Le ragioni sono molteplici. Per prima cosa la novità: in mondo in cui la vita media di un post o di una notizia è di massino 24 ore tutti vogliono essere i primi a usare qualcosa di nuovo, prima che venga considerata datata. Il secondo motivo è l’effetto carpe diem: visto che le room sono in diretta e senza possibilità di streaming (vietatissima la registrazione) c’è il desiderio di il voler stare lì, sempre su pezzo, perché non sia mai che entra Elon Musk all’ improvviso in una room che fai, non ci vai a sentirlo ad un telefono di distanza? Eh, si perché non importa quanto si è lontani nella vita reale, all’ interno di Clubhouse la sensazione che si percepisce è di intimità, nonostante la distanza fisica. Il terzo, e tutt’altro che trascurabile motivo è l’esclusività dovuta dalla scarsità degli inviti: ogni utente ne ha a disposizione solo due. Due, e soltanto due inviti da distribuire tra amici, parenti, colleghi e conoscenti mettendo a dura prova la classifica delle priorità di ognuno di noi.

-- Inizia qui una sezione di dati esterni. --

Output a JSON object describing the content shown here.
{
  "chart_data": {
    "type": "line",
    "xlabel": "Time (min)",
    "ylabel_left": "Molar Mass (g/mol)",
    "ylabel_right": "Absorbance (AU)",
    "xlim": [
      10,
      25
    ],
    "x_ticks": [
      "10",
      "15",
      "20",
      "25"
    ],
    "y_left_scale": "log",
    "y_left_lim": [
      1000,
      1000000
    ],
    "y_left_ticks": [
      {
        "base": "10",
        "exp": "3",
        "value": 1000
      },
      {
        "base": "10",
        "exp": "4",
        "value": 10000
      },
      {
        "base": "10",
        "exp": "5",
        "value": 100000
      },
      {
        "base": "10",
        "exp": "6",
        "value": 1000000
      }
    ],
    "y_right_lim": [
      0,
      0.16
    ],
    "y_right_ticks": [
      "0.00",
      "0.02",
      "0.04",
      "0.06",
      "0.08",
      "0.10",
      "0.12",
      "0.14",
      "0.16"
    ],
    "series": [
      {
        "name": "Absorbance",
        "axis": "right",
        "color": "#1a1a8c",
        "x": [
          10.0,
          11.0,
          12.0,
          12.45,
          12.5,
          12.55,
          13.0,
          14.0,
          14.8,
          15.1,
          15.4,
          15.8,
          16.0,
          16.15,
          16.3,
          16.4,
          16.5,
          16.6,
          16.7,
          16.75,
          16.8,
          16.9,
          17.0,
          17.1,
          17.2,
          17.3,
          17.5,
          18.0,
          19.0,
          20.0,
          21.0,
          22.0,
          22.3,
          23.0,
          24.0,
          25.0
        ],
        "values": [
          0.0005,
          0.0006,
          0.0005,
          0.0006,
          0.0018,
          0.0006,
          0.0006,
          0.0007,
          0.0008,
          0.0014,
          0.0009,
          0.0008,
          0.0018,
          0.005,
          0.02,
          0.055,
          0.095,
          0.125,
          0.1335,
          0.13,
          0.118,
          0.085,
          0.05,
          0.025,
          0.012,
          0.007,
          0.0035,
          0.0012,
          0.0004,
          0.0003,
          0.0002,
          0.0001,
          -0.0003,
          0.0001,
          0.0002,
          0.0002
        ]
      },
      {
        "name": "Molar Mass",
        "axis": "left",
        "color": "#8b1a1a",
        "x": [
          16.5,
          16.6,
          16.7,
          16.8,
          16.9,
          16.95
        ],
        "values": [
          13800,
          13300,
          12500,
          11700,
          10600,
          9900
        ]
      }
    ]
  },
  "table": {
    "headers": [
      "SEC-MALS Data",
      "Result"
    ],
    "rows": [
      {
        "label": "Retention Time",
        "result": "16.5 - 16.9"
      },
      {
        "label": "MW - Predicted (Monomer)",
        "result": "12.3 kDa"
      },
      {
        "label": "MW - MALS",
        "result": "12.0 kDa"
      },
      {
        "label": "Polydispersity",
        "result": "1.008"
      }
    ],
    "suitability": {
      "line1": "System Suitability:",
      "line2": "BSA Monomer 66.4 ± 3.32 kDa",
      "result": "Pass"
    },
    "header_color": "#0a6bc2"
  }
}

Non che il metodo ad inviti nel mondo digital sia una novità. Google, agli esordi del proprio servizio di posta elettronica, aveva adottato lo stesso meccanismo, ma non si ricordano episodi in cui le persone erano disposte a pagare 50$ per avere un invito su Gmail.

Le cose positive

Il lato interessante è sicuramente la modalità di interfaccia solo volale. Dalle chat istantanee dove non c’è ne limitazione di caratteri ne di spesa che inducono le persone ad un uso spesso ossessivo compulsivo del testo scritto – i più navigati ricorderanno l’era degli sms con un limite di 160 caratteri per un costo di 280 lire a messaggio. Sì, lire. –  passando per le videochiamate e i videomessaggi, improvvisamente si passa alle lunghissime chiacchierate esclusivamente vocali e senza nessun supporto visivo. Inoltre, essendo un social con utenti selezionati si può dire che è un luogo ancora genuino, friendly e politcally correct. Entrando nelle room si ha la possibilità di parlare con molta naturalezza con persone con cui nella vita reale difficilmente si sarebbe venuti a contatto tra cui personaggi famosi, imprenditori, professionisti del mondo digital, artisti e quant’altro e, se la chiacchierata è stata gradevole, ci si scambia anche il follow. Non si sa mai che un domani serve il contatto di un game designer, di un deejay radiofonico, di investitore di alta finanza o di un produttore discografico. Insomma, si è rivelato davvero un ottimo modo di fare networking.

Le cose negative

Purtroppo non è tutt’oro quello che luccica e per ora la nota dolente è un pò la monotonia degli argomenti, almeno per le room in italiano. I topic più gettonati sono il marketing, il digital, l’imprenditoria, la crescita finanziaria, il busineess e l’attualità. Argomenti interessantissimi ma dopo un pò la sensazione è quella di stare al bar con degli amici che parlano solo di lavoro. Per ora ci sono poche room in cui si parla di altri intessi o hobby. Del resto se la prima domanda che tutti ti rivolgono è “che lavoro fai?” Si capisce che l’interesse principale è sapere come uno si paga le bollette e non quello che uno fa per divertirsi. Ma questo è una criticità sociale che va oltre Clubhouse, in effetti.

In conclusione

Pollice verso o pollice recto?

Incipit è molto interessante e, a parte l’eccitazione di essere tra i primi pionieri di un nuovo fenomeno che può entusiasmare più del dovuto, per ora è un social che funziona e sta funzionando molto bene anche a livello tecnico, non si sono riscontati problemi di lag anche in stanze da 1700 persone. Cosa c’è di rivoluzionario? Probabilmente è la possibilità di chiacchierare veramente con tutti e questo senso di vicinanza che si prova nelle room.  Bisognerà vedere come si svilupperà il fenomeno nei prossimi mesi, fare una valutazione più oggettiva quando diventerà mainstream, quando uscirà dalla nicchia e sarà senza selezione all’ ingresso anche se diciamolo, l’attesa per entrare in Clubhouse è essa stessa Clubhouse.